Ngaji dengan Gus Baha: Orang Miskin Lebih Heroik
Sikap heroisme, suka memberi, dan rela berkorban untuk kebaikan bersama, seyogiyanya ditumbuhkan di hati semua orang. Karena pada hakekatnya untuk memiliki karakter seperti itu, tidak harus kaya dulu. Tidak harus berlebih dulu. Semua bisa melakukan. Asal mau dan punya ilmunya.
Dalam konteks orang memberi pengorbanan untuk orang lain, Gus Baha selalu memberikan penekanan soal besar kecilnya manfaat atau implikasi yang ditimbulkan. Bukan besar kecilnya jumlah bantuan yang diberikan.
“Ada orang kaya raya. MIliarder. Dia bantu acara pengajian Rp 100 juta, atau menyumbang Rp 500 juta untuk dibelikan geranit yang bagus untuk masjid. Di pihak lain, ada orang miskin. Hanya memiliki uang Rp 100 ribu. Rp 50 ribu atau 50 persen dari uang yang dimilikinya itu, dipinjamkan atau diberikan kepada tetangga atau saudaranya untuk berobat. Gara-gara berobat itu, nyawa tetangganya terselamatkan. Kira-kira heroik mana? Si MIliarder? Atau si miskin?” kata Gus Baha memberikan ilustrasi.
Bagi Gus Baha, apa yang dilakukan si miskin lebih heroik daripada yang dilakukan si kaya. Pertama, meski uang yang disumbangkan si miskin hanya Rp 50 ribu, tapi uang itu telah menyelamatkan nyawa seseorang. Nyawa adalah sesuatu yang sangat esensial dalam kehidupan manusia. Selain itu, Rp 50 ribu yang disumbangkan, adalah 50 persen atau separo dari semua uang yang dimilikinya.
“Lha kalau yang diberikan si kaya, meski nilainya Rp 100 juta atau Rp 500 juta, tapi jumlah itu tidak ada separo atau 50 persen dari semua harta yang dimilikinya. Acara pengajian yang disumbang juga bukan sesuatu yang sangat mendasar dalam kehidupan manusia. Tidak menyangkut mati-hidupnya seseorang. Begitu juga dengan bagunan masjid. Geranit mahal, yang dibeli dengan sumbangan si kaya Rp 500 juta, juga bukan sesuatu yang esensial. Itu hanya untuk menuruti selera panitia pembangunan. Karena untuk bisa dipakai sejud, masjid tidak harus dipasang dengan geranit yang mahal,’’ papar Gus Baha.

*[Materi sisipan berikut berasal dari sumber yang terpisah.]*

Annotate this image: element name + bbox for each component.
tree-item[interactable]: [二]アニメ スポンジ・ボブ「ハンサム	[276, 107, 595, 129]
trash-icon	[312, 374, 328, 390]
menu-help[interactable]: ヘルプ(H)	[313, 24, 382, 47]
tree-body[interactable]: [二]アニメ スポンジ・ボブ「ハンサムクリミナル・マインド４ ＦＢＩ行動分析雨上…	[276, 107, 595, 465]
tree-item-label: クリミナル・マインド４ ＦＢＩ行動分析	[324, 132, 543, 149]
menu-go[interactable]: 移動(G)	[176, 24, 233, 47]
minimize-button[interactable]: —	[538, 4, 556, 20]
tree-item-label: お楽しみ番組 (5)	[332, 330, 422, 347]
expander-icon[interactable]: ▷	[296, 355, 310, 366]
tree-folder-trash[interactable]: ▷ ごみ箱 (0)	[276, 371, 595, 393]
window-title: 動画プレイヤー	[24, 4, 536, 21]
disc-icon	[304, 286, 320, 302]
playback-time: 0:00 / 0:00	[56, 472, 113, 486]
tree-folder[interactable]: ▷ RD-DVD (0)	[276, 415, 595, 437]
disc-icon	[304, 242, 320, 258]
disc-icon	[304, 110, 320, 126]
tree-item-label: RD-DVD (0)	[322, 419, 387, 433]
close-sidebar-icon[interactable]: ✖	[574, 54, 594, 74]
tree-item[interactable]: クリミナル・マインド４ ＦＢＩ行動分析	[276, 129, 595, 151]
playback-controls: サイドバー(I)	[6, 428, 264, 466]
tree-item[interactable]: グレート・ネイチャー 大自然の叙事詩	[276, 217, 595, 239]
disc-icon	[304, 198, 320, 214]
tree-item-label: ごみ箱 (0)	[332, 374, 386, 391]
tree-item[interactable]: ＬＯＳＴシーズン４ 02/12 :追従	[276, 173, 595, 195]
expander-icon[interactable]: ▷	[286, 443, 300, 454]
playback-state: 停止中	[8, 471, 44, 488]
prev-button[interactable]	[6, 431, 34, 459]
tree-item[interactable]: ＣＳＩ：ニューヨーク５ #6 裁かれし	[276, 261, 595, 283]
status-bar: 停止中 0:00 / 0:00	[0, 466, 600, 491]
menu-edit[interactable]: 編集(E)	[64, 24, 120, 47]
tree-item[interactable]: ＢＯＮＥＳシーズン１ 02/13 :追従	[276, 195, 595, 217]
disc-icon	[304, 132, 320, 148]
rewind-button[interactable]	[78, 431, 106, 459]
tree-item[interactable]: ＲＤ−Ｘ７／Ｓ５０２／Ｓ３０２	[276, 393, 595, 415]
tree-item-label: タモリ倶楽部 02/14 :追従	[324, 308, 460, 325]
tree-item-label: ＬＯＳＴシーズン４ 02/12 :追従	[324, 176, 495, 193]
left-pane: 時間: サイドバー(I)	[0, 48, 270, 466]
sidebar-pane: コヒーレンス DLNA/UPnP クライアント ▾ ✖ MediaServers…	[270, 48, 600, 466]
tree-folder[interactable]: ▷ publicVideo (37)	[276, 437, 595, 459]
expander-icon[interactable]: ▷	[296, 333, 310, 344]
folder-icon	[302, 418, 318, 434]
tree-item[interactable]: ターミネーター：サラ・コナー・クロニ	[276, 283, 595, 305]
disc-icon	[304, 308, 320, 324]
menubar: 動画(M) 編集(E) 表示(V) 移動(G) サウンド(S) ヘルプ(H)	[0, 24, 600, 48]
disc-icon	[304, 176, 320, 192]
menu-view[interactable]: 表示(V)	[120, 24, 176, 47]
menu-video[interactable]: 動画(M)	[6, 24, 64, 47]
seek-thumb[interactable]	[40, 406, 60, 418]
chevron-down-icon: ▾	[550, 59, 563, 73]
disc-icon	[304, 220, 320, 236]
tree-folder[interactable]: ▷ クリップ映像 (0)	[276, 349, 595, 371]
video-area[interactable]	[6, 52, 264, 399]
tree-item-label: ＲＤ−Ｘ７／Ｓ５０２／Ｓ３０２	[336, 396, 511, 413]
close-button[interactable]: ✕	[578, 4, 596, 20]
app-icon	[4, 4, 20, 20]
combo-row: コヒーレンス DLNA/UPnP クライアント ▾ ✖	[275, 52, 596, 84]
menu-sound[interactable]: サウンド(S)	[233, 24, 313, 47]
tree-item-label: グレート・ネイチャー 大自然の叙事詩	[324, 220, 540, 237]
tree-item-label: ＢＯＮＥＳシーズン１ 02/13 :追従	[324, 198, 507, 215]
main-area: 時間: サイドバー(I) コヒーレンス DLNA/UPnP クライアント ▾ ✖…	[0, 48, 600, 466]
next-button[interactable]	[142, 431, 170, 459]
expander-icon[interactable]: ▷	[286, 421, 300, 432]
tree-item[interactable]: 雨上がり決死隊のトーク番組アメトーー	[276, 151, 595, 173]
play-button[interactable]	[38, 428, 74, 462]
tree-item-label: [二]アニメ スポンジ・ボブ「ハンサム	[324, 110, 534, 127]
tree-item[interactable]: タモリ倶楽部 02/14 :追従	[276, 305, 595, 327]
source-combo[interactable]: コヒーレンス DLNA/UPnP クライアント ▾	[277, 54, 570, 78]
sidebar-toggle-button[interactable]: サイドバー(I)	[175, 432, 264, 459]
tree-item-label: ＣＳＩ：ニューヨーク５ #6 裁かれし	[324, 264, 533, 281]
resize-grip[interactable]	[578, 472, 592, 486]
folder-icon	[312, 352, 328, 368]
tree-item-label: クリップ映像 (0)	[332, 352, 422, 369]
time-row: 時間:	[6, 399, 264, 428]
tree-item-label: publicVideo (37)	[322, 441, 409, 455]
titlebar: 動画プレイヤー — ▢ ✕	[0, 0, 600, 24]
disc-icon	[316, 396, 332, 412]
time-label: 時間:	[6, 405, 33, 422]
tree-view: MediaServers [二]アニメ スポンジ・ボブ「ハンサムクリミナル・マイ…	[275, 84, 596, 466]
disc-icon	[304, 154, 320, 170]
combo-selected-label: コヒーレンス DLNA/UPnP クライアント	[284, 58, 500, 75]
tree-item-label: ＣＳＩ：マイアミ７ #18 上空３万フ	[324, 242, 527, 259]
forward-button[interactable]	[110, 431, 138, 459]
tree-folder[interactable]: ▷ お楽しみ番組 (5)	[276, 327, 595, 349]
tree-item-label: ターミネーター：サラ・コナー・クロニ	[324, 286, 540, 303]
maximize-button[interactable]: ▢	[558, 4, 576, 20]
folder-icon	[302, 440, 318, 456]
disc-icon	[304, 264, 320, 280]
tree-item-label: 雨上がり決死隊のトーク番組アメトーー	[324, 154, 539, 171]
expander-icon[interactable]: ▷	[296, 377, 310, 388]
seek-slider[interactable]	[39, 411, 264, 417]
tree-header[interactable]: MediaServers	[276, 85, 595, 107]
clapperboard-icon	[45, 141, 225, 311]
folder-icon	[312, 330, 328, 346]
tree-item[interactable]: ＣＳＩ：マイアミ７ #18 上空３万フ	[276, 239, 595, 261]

Sikap heroisme atau rela berkorban, lanjut Gus Baha, target utamanya bukan sedikit-banyaknya bantuan. Tapi, untuk membangun pola pikir yang baik. Karena dengan pola pikir yang baik itu, maka tatanan sosial akan baik pula. Di mana, di dalam tatanan sosial itu, masing-masing anggota masyarakatnya menjadi solusi. Bukan problem. Mereka berlomba ingin memberikan yang terbaik.
Jika yang terjadi sebaliknya; masing-masing orang ingin mendapatkan pemberian. Bukan memberi. Maka tatanan sosial yang akan tercipta adalah suasana kacau. Di mana, masing-masing orang akan saling berebut untuk mendapatkan yang terbanyak. Saling iri satu dan lainnya. Saling menyalahkan. “Kalau situasi ini yang terjadi, maka kekacauanlah yang bakal muncul. Siapa pun yang memimpin, menjadi bupati, menjadi gubernur, menjadi presiden akan selalu dituntut dan dipersalahkan. Ribet!” tandas Gus Baha.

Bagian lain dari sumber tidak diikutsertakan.